El miedo se había esfumado. Parece que la gente, cuando está en un sitio más o menos lujoso se relaja, como si estuviera protegida y cualquier cosa que hagan los del club les resulta indiferente.

Después de cenar fuimos a un bar tranquilo, el Matilda. Allí, exactamente igual. Eso sí, tuvimos un momento especial. Cuando estaba a punto de sentarme, un transeúnte miró hacia dentro y me vio. No daba crédito y se acercó más. Luis (que no tendría precio como actor) y Nani (que a cool no la gana nadie) hicieron perfectamente su papel y siguieron hablando conmigo como si tal cosa. El señor no entendía nada, e incluso asomó la cabeza por la puerta.

La vuelta a casa fue sencilla. Nadie en absoluto me miró. La noche (era alrededor de la una de la madrugada) parece que camufla lo diferente. Al llegar, por supuesto, invertí los papeles. Me maquillé, me puse un traje de fiesta, tacones y, como pueden ver en la foto, me metí en la cama. Mientras posaba para el fotógrafo, en la última imagen del día, me vino un pensamiento: "¿Adónde voy a llegar?".

La verdad es que ir en pijama es una maravilla. Uno no tiene que pensar en el atuendo y es comodísimo. Algunos artistas han tenido la idea mucho antes que nosotros. Por ejemplo, el pintor y cineasta Julian Schnabel va habitualmente de esta guisa. Pisa así las alfombras rojas, posa para las fotos de revistas de todo el mundo y pasea por Nueva York y San Sebastián, sus dos ciudades habituales.

Otro de los que han ido así por la vida fue el director de cine Iván Zulueta. El realizador de Arrebato (1979) y autor de algunos de los carteles de películas más brillantes del cine español (muchas de ellas de Pedro Almodóvar) se dejaba ver por los templos de la Movida madrileña con su pijama de toda la vida.

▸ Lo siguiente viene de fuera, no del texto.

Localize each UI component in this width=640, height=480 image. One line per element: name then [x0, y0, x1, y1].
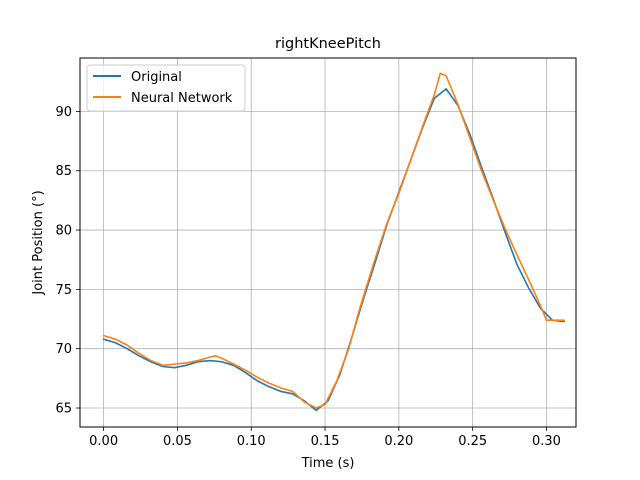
- y-tick-label: 90: [55, 105, 72, 120]
- y-tick-label: 80: [55, 224, 72, 239]
- x-tick-label: 0.15: [311, 434, 340, 449]
- x-tick-label: 0.25: [458, 434, 487, 449]
- legend-label-original: Original: [131, 70, 182, 85]
- y-tick-label: 85: [55, 164, 72, 179]
- x-axis-label: Time (s): [301, 456, 355, 471]
- y-axis-ticks: 65 70 75 80 85 90: [55, 105, 80, 417]
- x-tick-label: 0.10: [237, 434, 266, 449]
- x-tick-label: 0.20: [384, 434, 413, 449]
- y-axis-label: Joint Position (°): [31, 190, 46, 295]
- x-tick-label: 0.05: [163, 434, 192, 449]
- grid: [80, 58, 576, 427]
- y-tick-label: 75: [55, 283, 72, 298]
- legend-box: [86, 64, 246, 112]
- x-tick-label: 0.30: [532, 434, 561, 449]
- y-tick-label: 65: [55, 402, 72, 417]
- x-tick-label: 0.00: [89, 434, 118, 449]
- x-axis-ticks: 0.00 0.05 0.10 0.15 0.20 0.25 0.30: [89, 427, 561, 449]
- chart-title: rightKneePitch: [275, 36, 381, 52]
- plot-frame: [79, 57, 577, 428]
- y-tick-label: 70: [55, 342, 72, 357]
- series-line-neural-network: [102, 72, 565, 409]
- series-lines: [102, 72, 565, 412]
- legend: Original Neural Network: [86, 64, 246, 112]
- legend-label-neural-network: Neural Network: [131, 91, 233, 106]
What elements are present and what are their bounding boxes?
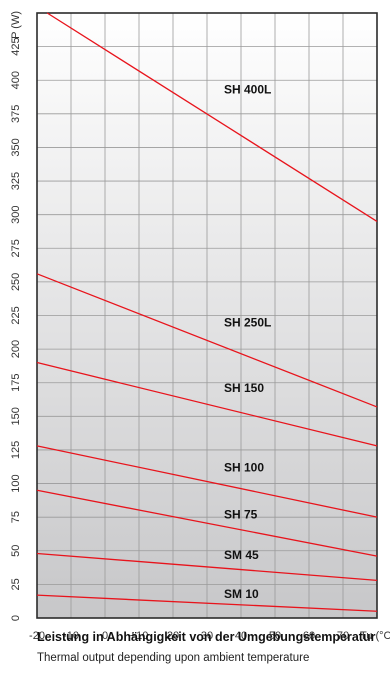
series-label: SH 75 bbox=[224, 508, 258, 522]
series-line bbox=[36, 273, 378, 408]
y-tick-label: 275 bbox=[10, 239, 22, 257]
y-tick-label: 325 bbox=[10, 172, 22, 190]
y-axis-title: P (W) bbox=[10, 11, 22, 39]
x-tick-label: 0 bbox=[102, 630, 108, 642]
plot-frame bbox=[36, 12, 378, 619]
y-tick-label: 200 bbox=[10, 340, 22, 358]
grid-lines bbox=[37, 13, 377, 618]
y-tick-label: 425 bbox=[10, 37, 22, 55]
y-tick-label: 400 bbox=[10, 71, 22, 89]
series-label: SH 400L bbox=[224, 83, 271, 97]
x-tick-label: 40 bbox=[235, 630, 247, 642]
y-tick-label: 175 bbox=[10, 374, 22, 392]
x-tick-label: 30 bbox=[201, 630, 213, 642]
series-label: SM 45 bbox=[224, 548, 259, 562]
x-tick-labels: -20 -10 0 +10 20 30 40 50 60 70 bbox=[29, 630, 349, 642]
y-tick-label: 350 bbox=[10, 138, 22, 156]
series-label: SH 250L bbox=[224, 315, 271, 329]
series-line bbox=[36, 594, 378, 612]
y-tick-label: 300 bbox=[10, 205, 22, 223]
series-line bbox=[36, 361, 378, 447]
caption-title: Leistung in Abhängigkeit von der Umgebun… bbox=[37, 630, 376, 644]
x-tick-label: 20 bbox=[167, 630, 179, 642]
series-line bbox=[36, 489, 378, 557]
y-tick-label: 125 bbox=[10, 441, 22, 459]
y-tick-label: 375 bbox=[10, 105, 22, 123]
x-tick-label: -10 bbox=[63, 630, 79, 642]
y-tick-label: 150 bbox=[10, 407, 22, 425]
series-labels: SH 400L SH 250L SH 150 SH 100 SH 75 SM 45 SM 1… bbox=[224, 83, 271, 601]
y-tick-label: 0 bbox=[10, 615, 22, 621]
series-label: SH 100 bbox=[224, 460, 264, 474]
y-tick-labels: 0 25 50 75 100 125 150 175 200 225 250 275 300 325 350… bbox=[10, 37, 22, 621]
series-label: SH 150 bbox=[224, 381, 264, 395]
series-label: SM 10 bbox=[224, 587, 259, 601]
x-tick-label: 60 bbox=[303, 630, 315, 642]
y-tick-label: 225 bbox=[10, 306, 22, 324]
y-tick-label: 250 bbox=[10, 273, 22, 291]
y-tick-label: 100 bbox=[10, 474, 22, 492]
y-tick-label: 75 bbox=[10, 511, 22, 523]
series-line bbox=[36, 552, 378, 582]
series-line bbox=[36, 445, 378, 518]
x-tick-label: 70 bbox=[337, 630, 349, 642]
x-tick-label: +10 bbox=[130, 630, 149, 642]
series-line bbox=[46, 12, 378, 222]
x-tick-label: 50 bbox=[269, 630, 281, 642]
x-tick-label: -20 bbox=[29, 630, 45, 642]
y-tick-label: 50 bbox=[10, 545, 22, 557]
series-lines bbox=[36, 12, 378, 612]
caption-subtitle: Thermal output depending upon ambient te… bbox=[37, 652, 310, 664]
x-axis-title: Tu (°C) bbox=[360, 630, 390, 642]
y-tick-label: 25 bbox=[10, 578, 22, 590]
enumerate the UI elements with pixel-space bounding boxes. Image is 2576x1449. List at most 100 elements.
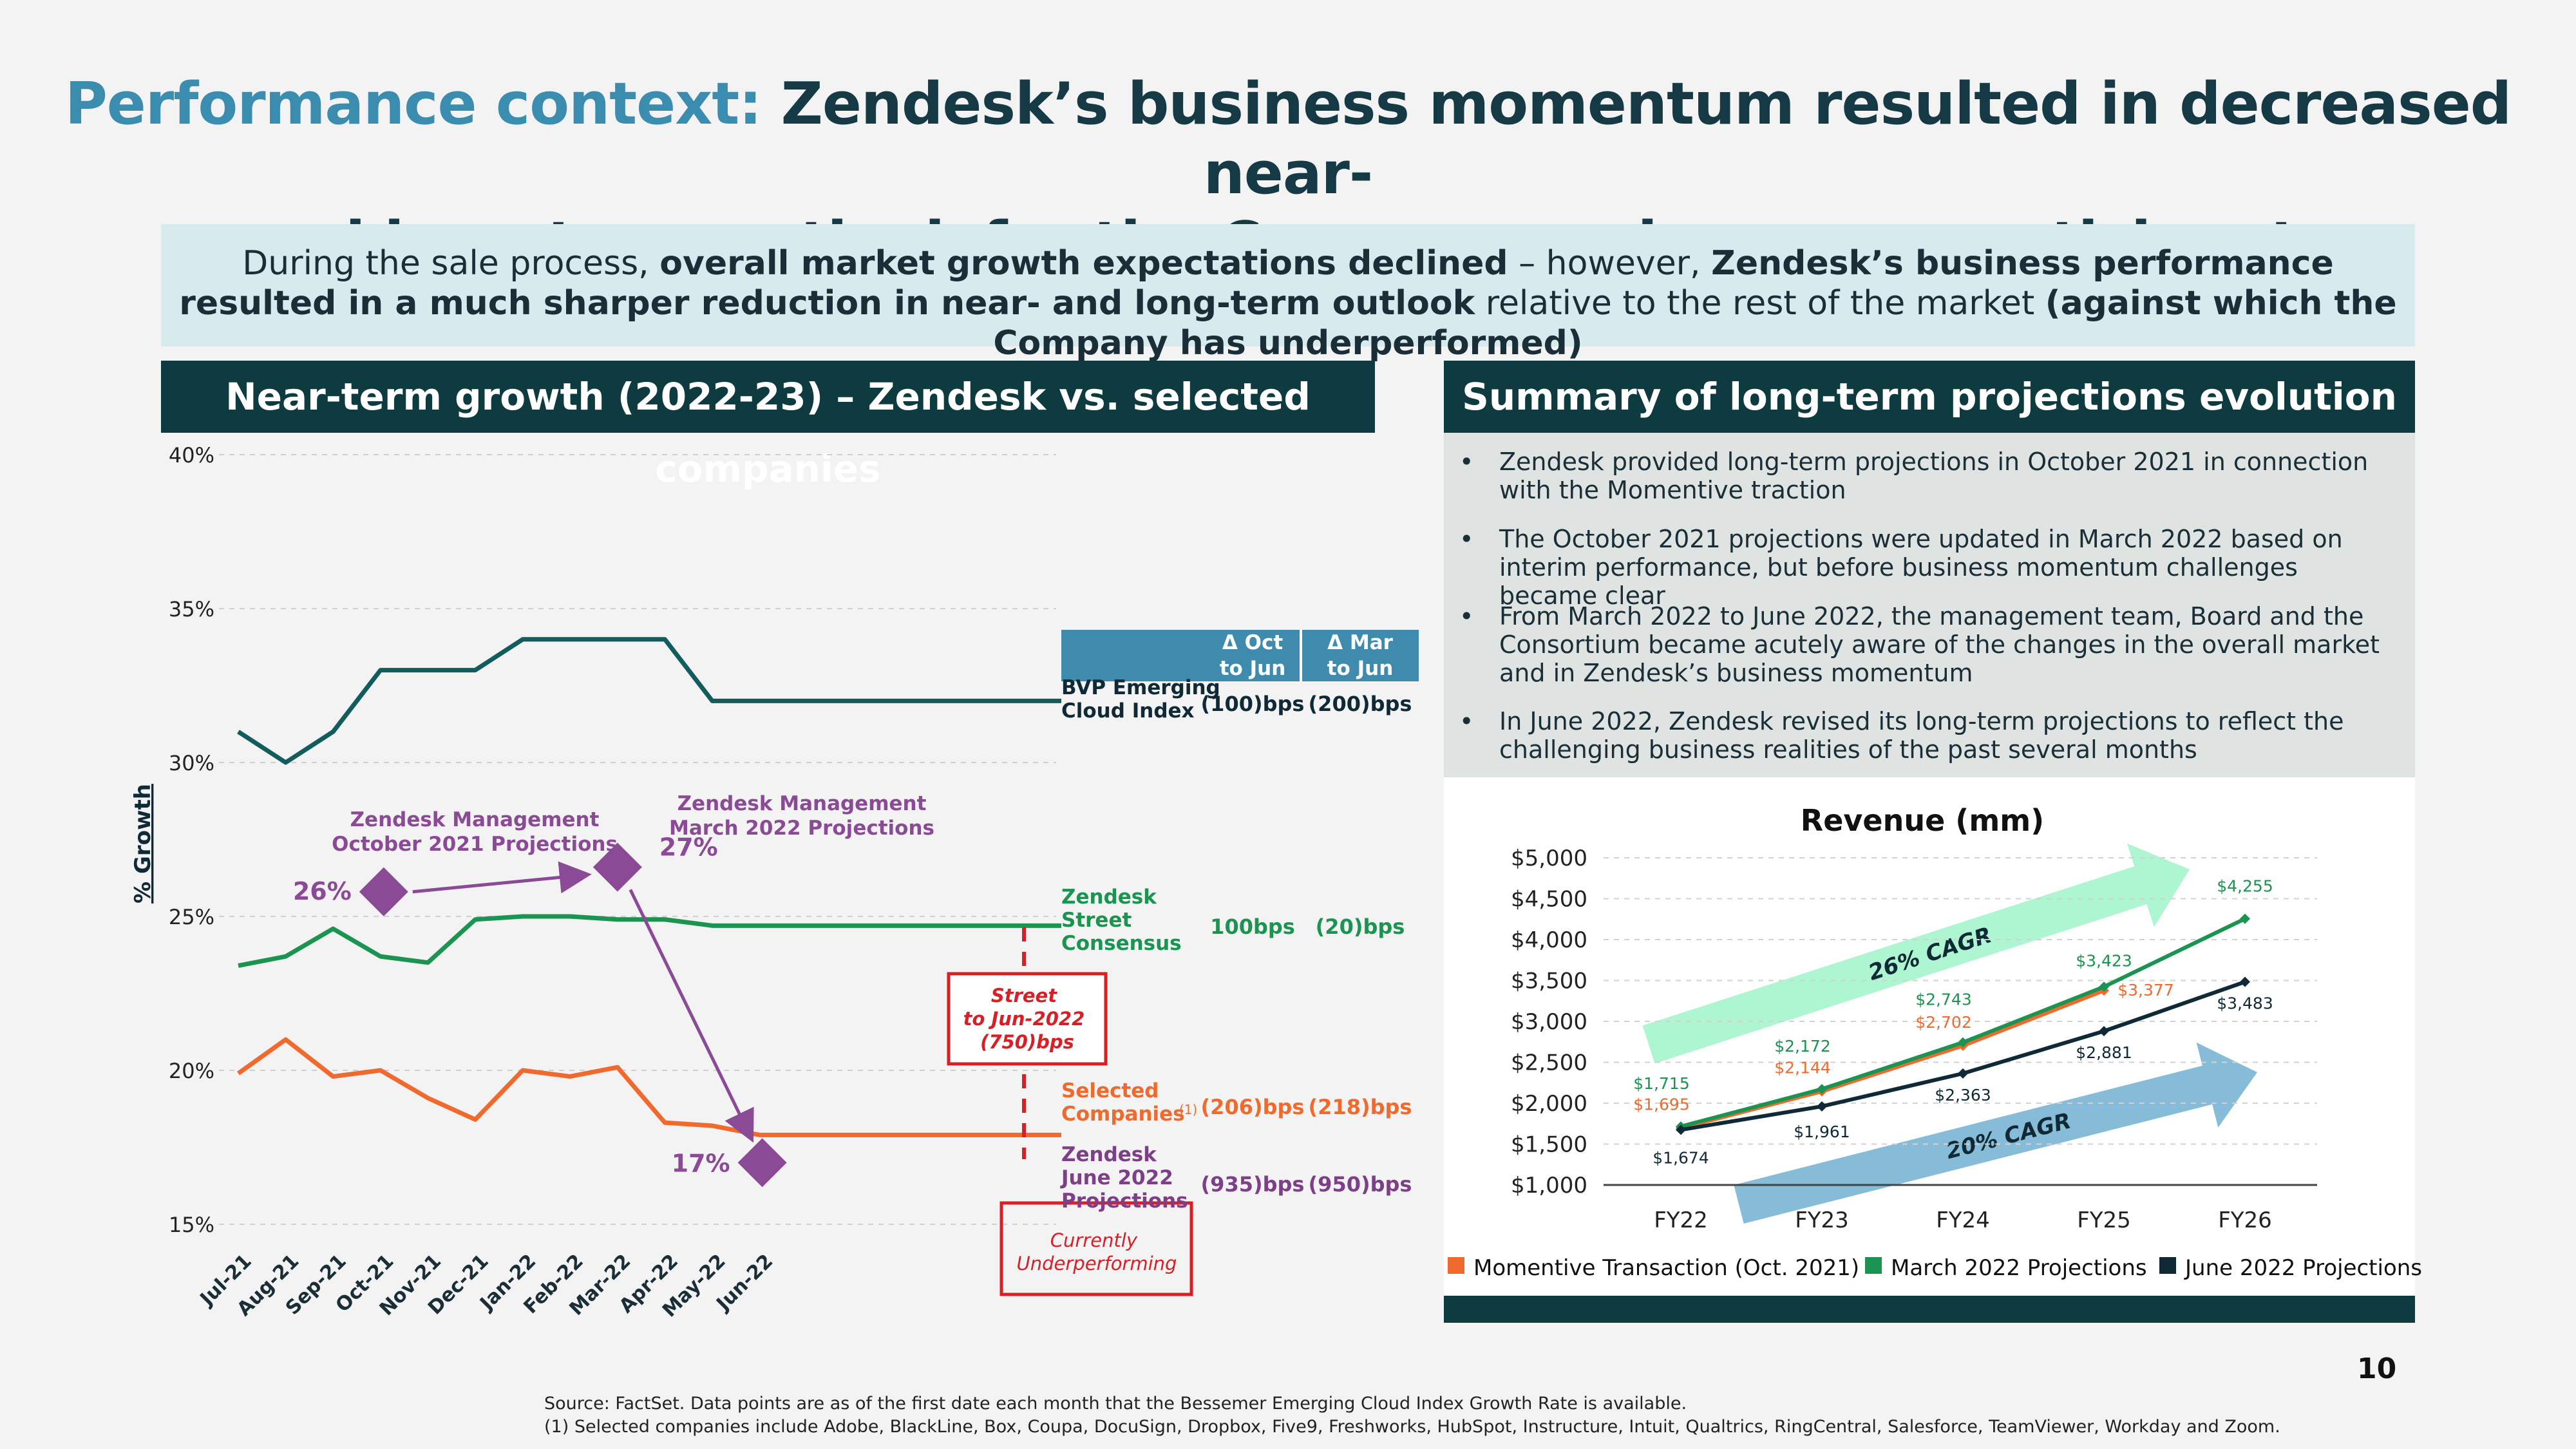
revenue-y-tick: $4,500: [1511, 887, 1587, 913]
revenue-legend: Momentive Transaction (Oct. 2021) March 2…: [1448, 1255, 2422, 1281]
table-cell: (218)bps: [1309, 1095, 1412, 1119]
street-gap-box: [947, 972, 1108, 1066]
revenue-x-tick: FY22: [1654, 1208, 1708, 1233]
revenue-point: [1817, 1101, 1827, 1112]
table-row-label: BVP Emerging Cloud Index: [1061, 676, 1220, 723]
table-row-label: Zendesk Street Consensus: [1061, 886, 1182, 955]
revenue-x-tick: FY24: [1936, 1208, 1990, 1233]
page-number: 10: [2357, 1352, 2397, 1385]
legend-label: June 2022 Projections: [2184, 1255, 2422, 1281]
revenue-data-label: $2,881: [2076, 1043, 2132, 1062]
y-tick-label: 40%: [169, 443, 214, 468]
revenue-point: [2099, 981, 2109, 992]
projection-diamond: [592, 842, 642, 892]
table-row-label: Zendesk June 2022 Projections: [1060, 1143, 1188, 1213]
source-footnote: Source: FactSet. Data points are as of t…: [544, 1392, 2280, 1439]
cagr-arrow-26: [1642, 843, 2190, 1064]
revenue-y-tick: $3,000: [1511, 1009, 1587, 1035]
revenue-chart-panel: [1444, 777, 2415, 1296]
projection-connectors: [412, 861, 754, 1143]
subtitle-text-3: relative to the rest of the market: [1475, 284, 2045, 323]
table-cell: (200)bps: [1309, 692, 1412, 716]
title-accent: Performance context:: [64, 70, 762, 138]
projection-value: 17%: [672, 1149, 730, 1177]
revenue-point: [1817, 1084, 1827, 1095]
revenue-data-label: $4,255: [2217, 877, 2273, 896]
revenue-x-tick: FY25: [2077, 1208, 2131, 1233]
y-tick-label: 35%: [169, 597, 214, 621]
subtitle-text-2: – however,: [1508, 244, 1712, 283]
table-cell: (950)bps: [1309, 1172, 1412, 1197]
table-footnote-marker: (1): [1179, 1102, 1197, 1117]
revenue-point: [1958, 1037, 1968, 1048]
legend-label: March 2022 Projections: [1891, 1255, 2147, 1281]
revenue-data-label: $3,377: [2117, 981, 2174, 999]
revenue-point: [1958, 1068, 1968, 1079]
legend-swatch: [1865, 1257, 1882, 1274]
projection-value: 26%: [293, 877, 352, 905]
bullet-item: In June 2022, Zendesk revised its long-t…: [1459, 707, 2401, 764]
projection-title: Zendesk Management March 2022 Projections: [669, 792, 934, 840]
legend-label: Momentive Transaction (Oct. 2021): [1473, 1255, 1859, 1281]
table-cell: 100bps: [1210, 914, 1295, 939]
revenue-data-label: $1,695: [1633, 1095, 1689, 1114]
underperforming-text: Currently Underperforming: [1017, 1229, 1177, 1274]
revenue-data-label: $2,702: [1915, 1013, 1971, 1032]
revenue-y-tick: $1,500: [1511, 1132, 1587, 1158]
series-line: [238, 914, 1061, 968]
legend-swatch: [1448, 1257, 1464, 1274]
projection-value: 27%: [659, 833, 718, 862]
revenue-y-tick: $4,000: [1511, 927, 1587, 953]
revenue-data-label: $1,674: [1653, 1148, 1709, 1167]
growth-y-ticks: 40% 35% 30% 25% 20% 15%: [169, 443, 214, 1237]
y-tick-label: 15%: [169, 1213, 214, 1237]
revenue-panel-footer: [1444, 1296, 2415, 1323]
revenue-y-tick: $2,500: [1511, 1050, 1587, 1076]
y-tick-label: 25%: [169, 905, 214, 929]
revenue-point: [2240, 976, 2250, 987]
revenue-chart-title: Revenue (mm): [1801, 803, 2044, 838]
y-tick-label: 30%: [169, 751, 214, 775]
revenue-data-labels: $1,695 $2,144 $2,702 $3,377 $1,715 $2,172 $2,7…: [1633, 877, 2273, 1168]
revenue-y-tick: $3,500: [1511, 969, 1587, 994]
y-tick-label: 20%: [169, 1059, 214, 1083]
bps-comparison-table: Δ Oct to Jun Δ Mar to Jun BVP Emerging Cloud …: [1060, 630, 1419, 1213]
y-axis-label: % Growth: [130, 784, 156, 904]
growth-series-lines: [236, 637, 1061, 1137]
bullet-item: Zendesk provided long-term projections i…: [1459, 448, 2401, 504]
subtitle-banner: During the sale process, overall market …: [161, 224, 2415, 363]
revenue-data-label: $2,172: [1774, 1037, 1830, 1056]
revenue-point: [1676, 1124, 1686, 1135]
revenue-data-label: $3,483: [2217, 994, 2273, 1013]
cagr-arrow-20: [1734, 1042, 2257, 1224]
table-cell: (100)bps: [1201, 692, 1305, 716]
projection-diamond: [359, 867, 408, 916]
revenue-gridlines: [1604, 857, 2317, 1186]
revenue-data-label: $3,423: [2076, 951, 2132, 970]
street-gap-text: Street to Jun-2022 (750)bps: [963, 985, 1092, 1053]
projection-title: Zendesk Management October 2021 Projectio…: [332, 808, 618, 856]
bullet-item: The October 2021 projections were update…: [1459, 525, 2401, 610]
table-header-label: Δ Mar to Jun: [1327, 631, 1394, 680]
projection-arrow: [412, 861, 592, 894]
revenue-y-ticks: $5,000 $4,500 $4,000 $3,500 $3,000 $2,500 $2,0…: [1511, 846, 1587, 1198]
subtitle-text-1: During the sale process,: [242, 244, 660, 283]
revenue-x-tick: FY26: [2218, 1208, 2272, 1233]
revenue-x-tick: FY23: [1795, 1208, 1849, 1233]
table-cell: (206)bps: [1201, 1095, 1305, 1119]
bullet-item: From March 2022 to June 2022, the manage…: [1459, 602, 2401, 687]
revenue-y-tick: $5,000: [1511, 846, 1587, 871]
projection-diamond: [737, 1138, 787, 1188]
revenue-data-label: $1,961: [1794, 1122, 1850, 1141]
projection-markers: 26% 27% 17% Zendesk Management October 2021 …: [293, 792, 934, 1188]
series-line: [237, 637, 1061, 765]
subtitle-bold-1: overall market growth expectations decli…: [659, 244, 1508, 283]
revenue-data-label: $2,363: [1935, 1086, 1991, 1104]
revenue-x-ticks: FY22 FY23 FY24 FY25 FY26: [1654, 1208, 2272, 1233]
revenue-point: [2240, 913, 2250, 924]
revenue-y-tick: $2,000: [1511, 1091, 1587, 1117]
revenue-data-label: $1,715: [1633, 1074, 1689, 1093]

Y en el mundo del pop también ha habido pijamistas. Evan Dando, el líder de Lemonheads (que actualmente no anda demasiado bien por culpa de sus adicciones) se hizo toda la gira de promoción y de actuaciones de su primer disco enfundado en un pijama amarillo.

Algo tendrá esta prenda cuando tampoco las firmas más prestigiosas han podido evitar rendirse a sus encantos. Dolce&Gabbana es una de ellas: en su pasada colección de primavera, el pijama desfiló por la pasarela como si se tratase de un auténtico modelazo de fiesta (que lucieron Jessica Alba y Kylie Minogue en la alfombra roja) o un sofisticado traje para ir a la oficina. Ya en los años 50, los camisones que se veían en la gran pantalla parecían más apropiados para un baile de noche que para el descanso.